As always, it depends.  It depends on the bike and which options are available. It also depends on what the rider can physically do considering their strengths, weaknesses, flexibility and mobility.  In my next article I”™m going to address how to determine the optimum cockpit length and height (handlebar height and fore-aft position), but for now, here is something to consider:

Avoid Using Specific Hand Position Cues for Drills

With the inception of indoor cycling came numbered hand positions (i.e. position 1, position 2 and position 3). Besides not being something we do as cyclists, using handlebar numbering systems like this can often predetermine a set of positions for an indoor rider that may not be appropriate for them. Instead, provide guidelines for best hand placement based on comfort, power and safety.

Here are 3 examples:

(1)  We recommend using the outer (wider) part of the handlebar for better balance and stability when standing.

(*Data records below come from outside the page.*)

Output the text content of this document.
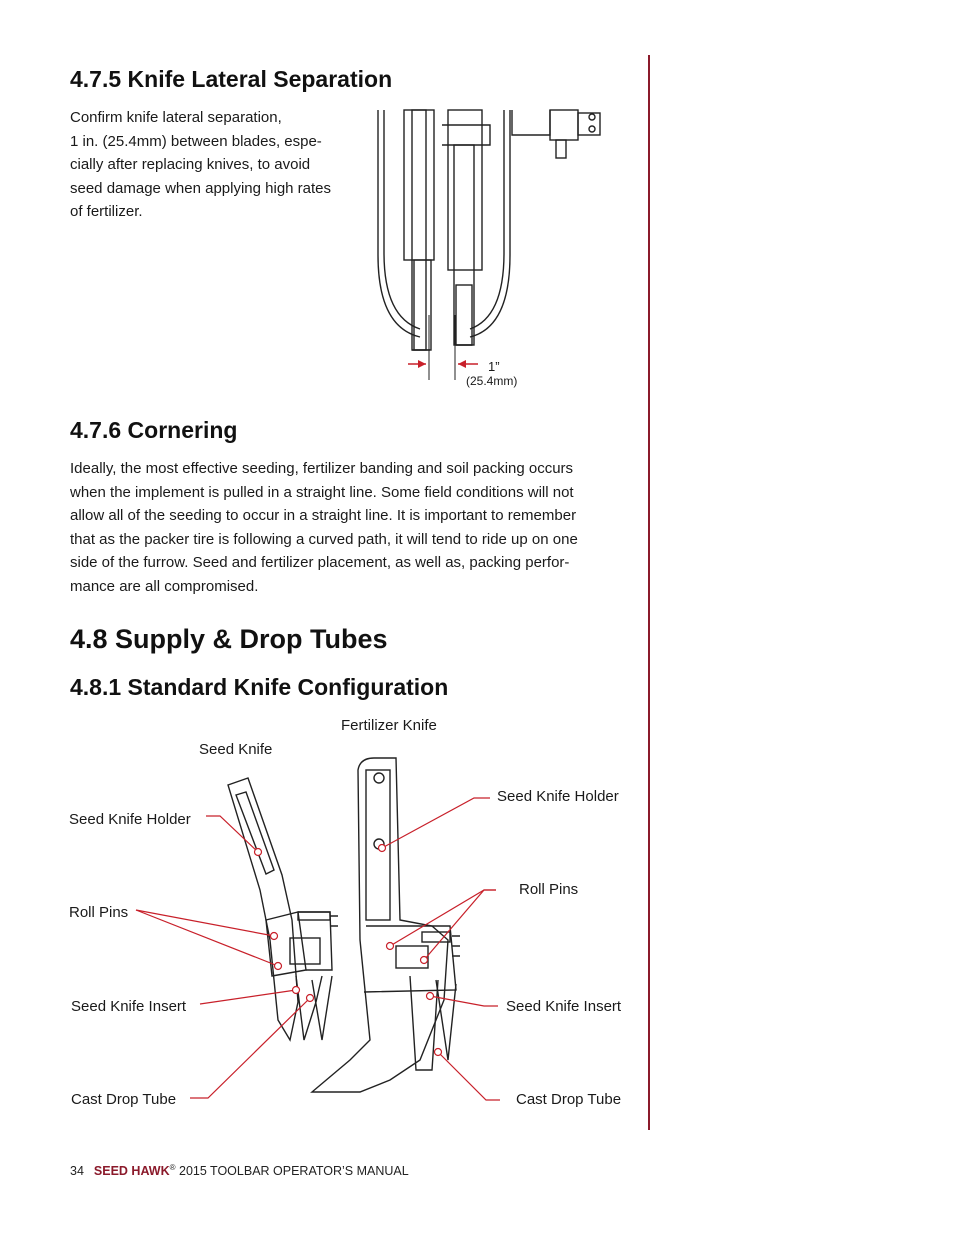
4.7.5 Knife Lateral Separation
Confirm knife lateral separation,
1 in. (25.4mm) between blades, espe-
cially after replacing knives, to avoid
seed damage when applying high rates
of fertilizer.
1”
(25.4mm)
4.7.6 Cornering
Ideally, the most effective seeding, fertilizer banding and soil packing occurs
when the implement is pulled in a straight line. Some field conditions will not
allow all of the seeding to occur in a straight line. It is important to remember
that as the packer tire is following a curved path, it will tend to ride up on one
side of the furrow. Seed and fertilizer placement, as well as, packing perfor-
mance are all compromised.
4.8 Supply & Drop Tubes
4.8.1 Standard Knife Configuration
Fertilizer Knife
Seed Knife
Seed Knife Holder
Seed Knife Holder
Roll Pins
Roll Pins
Seed Knife Insert	Seed Knife Insert
Cast Drop Tube	Cast Drop Tube
34 SEED HAWK® 2015 TOOLBAR OPERATOR’S MANUAL
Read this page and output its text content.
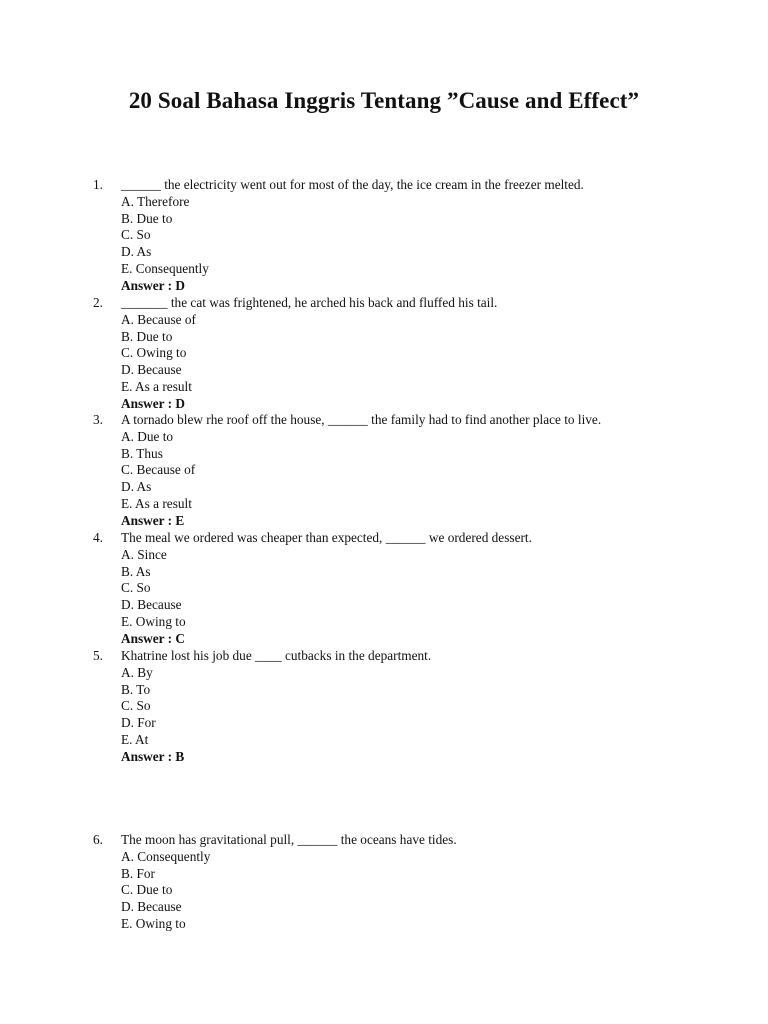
20 Soal Bahasa Inggris Tentang ”Cause and Effect”
1. ______ the electricity went out for most of the day, the ice cream in the freezer melted.
A. Therefore
B. Due to
C. So
D. As
E. Consequently
Answer : D
2. _______ the cat was frightened, he arched his back and fluffed his tail.
A. Because of
B. Due to
C. Owing to
D. Because
E. As a result
Answer : D
3. A tornado blew rhe roof off the house, ______ the family had to find another place to live.
A. Due to
B. Thus
C. Because of
D. As
E. As a result
Answer : E
4. The meal we ordered was cheaper than expected, ______ we ordered dessert.
A. Since
B. As
C. So
D. Because
E. Owing to
Answer : C
5. Khatrine lost his job due ____ cutbacks in the department.
A. By
B. To
C. So
D. For
E. At
Answer : B
6. The moon has gravitational pull, ______ the oceans have tides.
A. Consequently
B. For
C. Due to
D. Because
E. Owing to
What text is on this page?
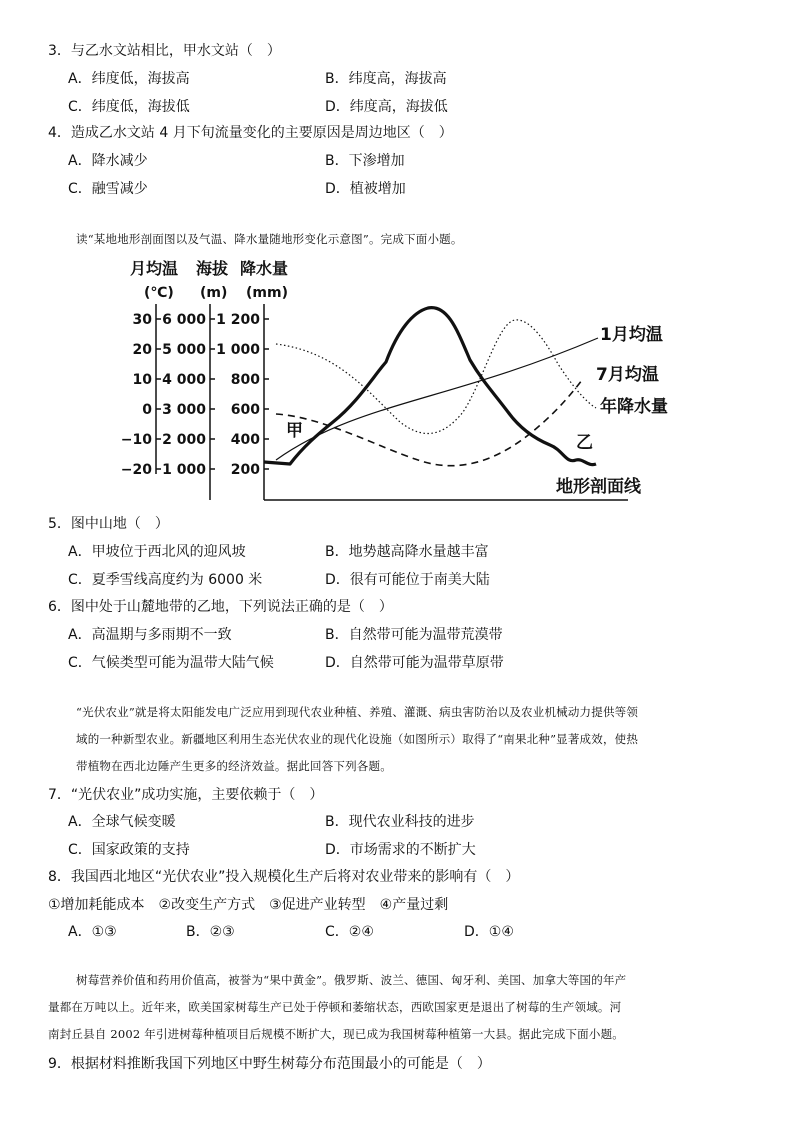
3．与乙水文站相比，甲水文站（　）
A．纬度低，海拔高	B．纬度高，海拔高
C．纬度低，海拔低	D．纬度高，海拔低
4．造成乙水文站 4 月下旬流量变化的主要原因是周边地区（　）
A．降水减少	B．下渗增加
C．融雪减少	D．植被增加
读“某地地形剖面图以及气温、降水量随地形变化示意图”。完成下面小题。
月均温 海拔 降水量
(℃) (m) (mm)
30 6 000 1 200
20 5 000 1 000
10 4 000 800
0 3 000 600
−10 2 000 400
−20 1 000 200
1月均温
7月均温
年降水量
地形剖面线
甲
乙
5．图中山地（　）
A．甲坡位于西北风的迎风坡	B．地势越高降水量越丰富
C．夏季雪线高度约为 6000 米	D．很有可能位于南美大陆
6．图中处于山麓地带的乙地，下列说法正确的是（　）
A．高温期与多雨期不一致	B．自然带可能为温带荒漠带
C．气候类型可能为温带大陆气候	D．自然带可能为温带草原带
“光伏农业”就是将太阳能发电广泛应用到现代农业种植、养殖、灌溉、病虫害防治以及农业机械动力提供等领
域的一种新型农业。新疆地区利用生态光伏农业的现代化设施（如图所示）取得了“南果北种”显著成效，使热
带植物在西北边陲产生更多的经济效益。据此回答下列各题。
7．“光伏农业”成功实施，主要依赖于（　）
A．全球气候变暖	B．现代农业科技的进步
C．国家政策的支持	D．市场需求的不断扩大
8．我国西北地区“光伏农业”投入规模化生产后将对农业带来的影响有（　）
①增加耗能成本　②改变生产方式　③促进产业转型　④产量过剩
A．①③	B．②③	C．②④	D．①④
树莓营养价值和药用价值高，被誉为“果中黄金”。俄罗斯、波兰、德国、匈牙利、美国、加拿大等国的年产
量都在万吨以上。近年来，欧美国家树莓生产已处于停顿和萎缩状态，西欧国家更是退出了树莓的生产领域。河
南封丘县自 2002 年引进树莓种植项目后规模不断扩大，现已成为我国树莓种植第一大县。据此完成下面小题。
9．根据材料推断我国下列地区中野生树莓分布范围最小的可能是（　）
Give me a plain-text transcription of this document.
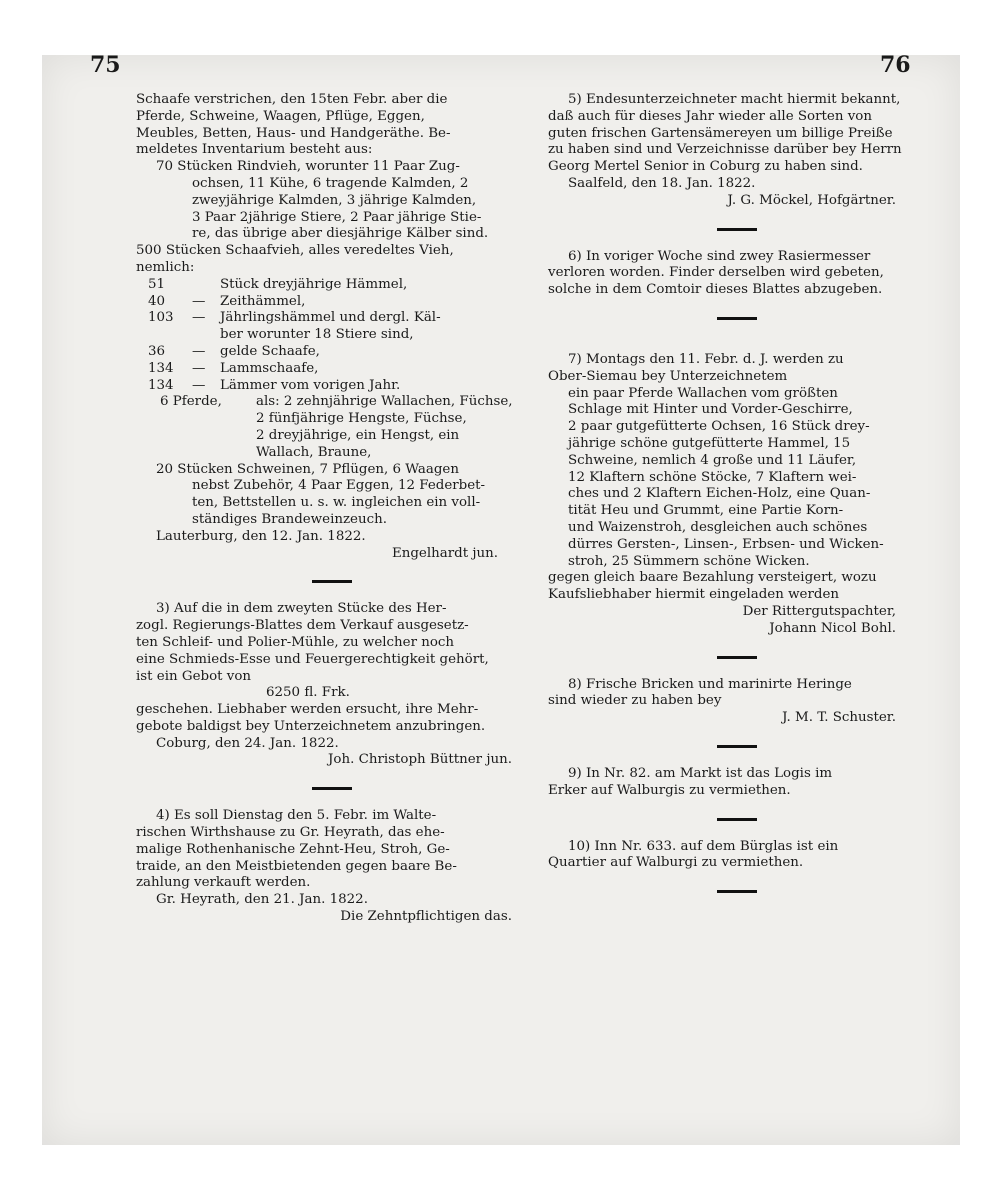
75	76

Schaafe verstrichen, den 15ten Febr. aber die

Pferde, Schweine, Waagen, Pflüge, Eggen,

Meubles, Betten, Haus- und Handgeräthe. Be-

meldetes Inventarium besteht aus:

70 Stücken Rindvieh, worunter 11 Paar Zug-

ochsen, 11 Kühe, 6 tragende Kalmden, 2

zweyjährige Kalmden, 3 jährige Kalmden,

3 Paar 2jährige Stiere, 2 Paar jährige Stie-

re, das übrige aber diesjährige Kälber sind.

500 Stücken Schaafvieh, alles veredeltes Vieh,

nemlich:

51	Stück dreyjährige Hämmel,
40	—	Zeithämmel,
103	—	Jährlingshämmel und dergl. Käl-
ber worunter 18 Stiere sind,
36	—	gelde Schaafe,
134	—	Lammschaafe,
134	—	Lämmer vom vorigen Jahr.
6 Pferde,	als: 2 zehnjährige Wallachen, Füchse,
2 fünfjährige Hengste, Füchse,
2 dreyjährige, ein Hengst, ein
Wallach, Braune,

20 Stücken Schweinen, 7 Pflügen, 6 Waagen

nebst Zubehör, 4 Paar Eggen, 12 Federbet-

ten, Bettstellen u. s. w. ingleichen ein voll-

ständiges Brandeweinzeuch.

Lauterburg, den 12. Jan. 1822.

Engelhardt jun.

3) Auf die in dem zweyten Stücke des Her-

zogl. Regierungs-Blattes dem Verkauf ausgesetz-

ten Schleif- und Polier-Mühle, zu welcher noch

eine Schmieds-Esse und Feuergerechtigkeit gehört,

ist ein Gebot von

6250 fl. Frk.

geschehen. Liebhaber werden ersucht, ihre Mehr-

gebote baldigst bey Unterzeichnetem anzubringen.

Coburg, den 24. Jan. 1822.

Joh. Christoph Büttner jun.

4) Es soll Dienstag den 5. Febr. im Walte-

rischen Wirthshause zu Gr. Heyrath, das ehe-

malige Rothenhanische Zehnt-Heu, Stroh, Ge-

traide, an den Meistbietenden gegen baare Be-

zahlung verkauft werden.

Gr. Heyrath, den 21. Jan. 1822.

Die Zehntpflichtigen das.

5) Endesunterzeichneter macht hiermit bekannt,

daß auch für dieses Jahr wieder alle Sorten von

guten frischen Gartensämereyen um billige Preiße

zu haben sind und Verzeichnisse darüber bey Herrn

Georg Mertel Senior in Coburg zu haben sind.

Saalfeld, den 18. Jan. 1822.

J. G. Möckel, Hofgärtner.

6) In voriger Woche sind zwey Rasiermesser

verloren worden. Finder derselben wird gebeten,

solche in dem Comtoir dieses Blattes abzugeben.

7) Montags den 11. Febr. d. J. werden zu

Ober-Siemau bey Unterzeichnetem

ein paar Pferde Wallachen vom größten

Schlage mit Hinter und Vorder-Geschirre,

2 paar gutgefütterte Ochsen, 16 Stück drey-

jährige schöne gutgefütterte Hammel, 15

Schweine, nemlich 4 große und 11 Läufer,

12 Klaftern schöne Stöcke, 7 Klaftern wei-

ches und 2 Klaftern Eichen-Holz, eine Quan-

tität Heu und Grummt, eine Partie Korn-

und Waizenstroh, desgleichen auch schönes

dürres Gersten-, Linsen-, Erbsen- und Wicken-

stroh, 25 Sümmern schöne Wicken.

gegen gleich baare Bezahlung versteigert, wozu

Kaufsliebhaber hiermit eingeladen werden

Der Rittergutspachter,

Johann Nicol Bohl.

8) Frische Bricken und marinirte Heringe

sind wieder zu haben bey

J. M. T. Schuster.

9) In Nr. 82. am Markt ist das Logis im

Erker auf Walburgis zu vermiethen.

10) Inn Nr. 633. auf dem Bürglas ist ein

Quartier auf Walburgi zu vermiethen.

(2)  If you are taller, you may find that gripping the handlebars farther away from you is more comfortable.

(3)  Placing your hands closer to you and closer together can put you in a position to generate more power when climbing seated.

Regardless of how you address the upper-body position and comfort of the rider, never disturb the integrity of the drivetrain and mechanics of the legs in the process.

There, I said it again - “never”.

Originally posted 2011-12-22 09:02:03.